• Exclusive breastfeeding;
  • infants;
  • Lesotho;
  • water supplementation

This study was designed to obtain policy-and programme-relevant data on exclusive breastfeeding in Lesotho at a time when global recommendations for exclusive breastfeeding were new. During both phases of field research, conducted in 1991 and 1992, qualitative information was obtained through focus groups and individual interviews with mothers, grandmothers and nurses. This was complemented during the second phase with quantitative data collected through a clinic-based survey of mothers. The qualitative and the quantitative findings consistently converged, illustrating a culture of infant feeding in which breastfeeding was central, but exclusive breastfeeding was an unknown concept and not practised. Grandmothers seemed to be more in tune with the ideal of exclusive breastfeeding as they had given their young infants thin gruel only occasionally. Contemporary mothers, in contrast, were regularly giving their young infants water.
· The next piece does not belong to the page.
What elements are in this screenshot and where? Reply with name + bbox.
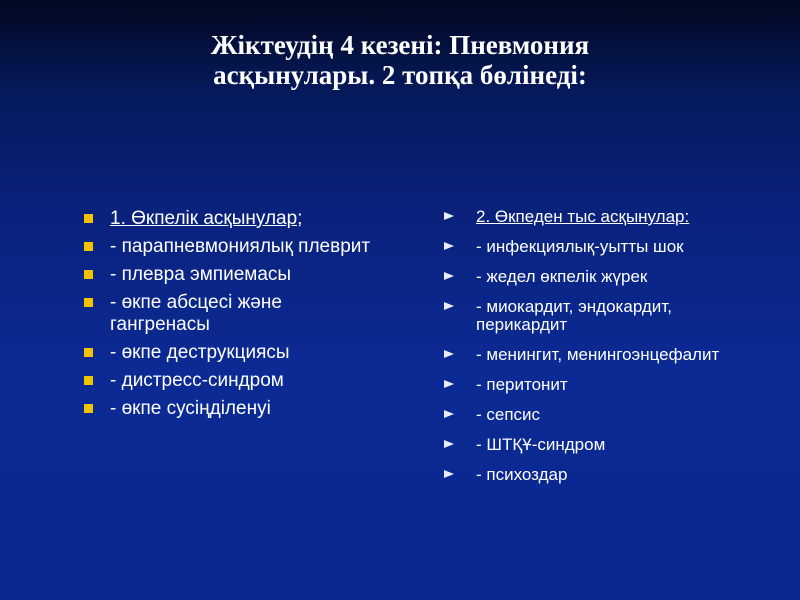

Mothers and grandmothers frequently cited nurses as the source of advice for giving water. Grandmothers were adamant in pointing out that they had never given water to their own young infants and asserted that they avoided giving it to their grandchildren as they considered it unnecessary and harmful. According to the grandmothers, water supplementation was a new practice that had been introduced through the clinics.

Conclusion: Efforts to discourage water supplementation and encourage exclusive breastfeeding in this setting need to be directed both at mothers and health providers.